What is Hard Money?
Hard money loans are popular with people who buy properties to renovate them and resell them for a profit, a real estate investment strategy commonly called house flipping.
A hard money loan is a short-term loan that is secured by real estate. For house flippers, the property being flipped is used as collateral.
Hard Money Benefits
A hard money loan isn’t issued by a traditional bank or credit union, it’s funded by private investment companies or group of investors.
Because they are not traditional banks, hard money lenders can offer greater speed and flexibility when approving a loan, making funding available for people who have a broader range of credit scores, credit worthiness, and in some cases, to those with adverse credit history.
Another advantage is speed. When you go to a hard money lender, you are often working with the underwriters directly, that means no rigid one-size-fits-all packages, middlemen or red tape. An average hard money loan puts cash in the borrower’s hand in as few as 10 days, instead of the 30+ most people wait for a traditional mortgage.
When you are bidding on a property, that speed can give you an advantage over potential buyers who will need a month or more to close.
Downsides of Hard Money
Lenders usually offset the risks of a hard money loan with higher interest rates, processing fees and down payments, and while the monthly payment may be low, or interest-only, at the end of the loan term, a large payment is due. If a sale is delayed, a project goes over budget, or prices must be reduced to make a sale on time, the borrower could end up having invested a great deal of time and effort for little to no reward, or worse, lose money on the deal.
Hard money loans aren’t good replacements for traditional mortgages for people looking to purchase a primary residence for similar reasons. Because of the short duration and high interest, there is a risk of defaulting on the loan and forfeiting your property.
How are Hard Money Loans Calculated?
There are many factors, depending on the lender, the qualifications of the borrower and the property in question, but as a general guideline, hard money lenders look primarily at the value of the property being acquired. The money available to the borrower is determined by either the Loan to Value (LTV) or After Repair Value (ARV).

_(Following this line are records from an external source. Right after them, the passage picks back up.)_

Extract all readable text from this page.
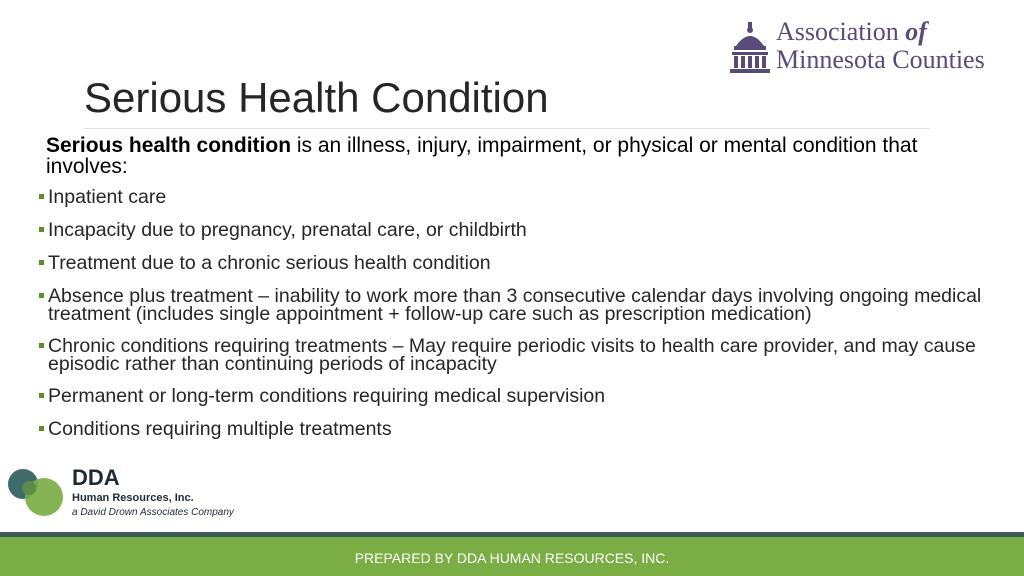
Association of
Minnesota Counties
Serious Health Condition
Serious health condition is an illness, injury, impairment, or physical or mental condition that involves:
Inpatient care
Incapacity due to pregnancy, prenatal care, or childbirth
Treatment due to a chronic serious health condition
Absence plus treatment – inability to work more than 3 consecutive calendar days involving ongoing medical treatment (includes single appointment + follow-up care such as prescription medication)
Chronic conditions requiring treatments – May require periodic visits to health care provider, and may cause episodic rather than continuing periods of incapacity
Permanent or long-term conditions requiring medical supervision
Conditions requiring multiple treatments
DDA
Human Resources, Inc.
a David Drown Associates Company
PREPARED BY DDA HUMAN RESOURCES, INC.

LTV is the ratio between the value of your home loan and the home’s value. It may seem complicated at first glance, but calculating LTV is simple, divide your loan amount by the home’s appraised value or purchase price.
The ARV is an estimate of the value of the property after repairs and renovations have been completed. While there are several factors that can influence a property’s ARV, the two primary factors are the property’s purchase price + the value of renovations.
Education and careful planning are key. When you apply for a hard money loan, you need to show you have a workable budget and timeline, and that you are ready to follow through on flipping the property. In property flipping and in hard money lending, your success is the lender’s success. You’ll want to bring the best deal possible to the table.
We strive to ensure information provided is accurate, however, every investment is unique and carries a degree of risk. The information presented should be treated as reference and not treated as financial advisement.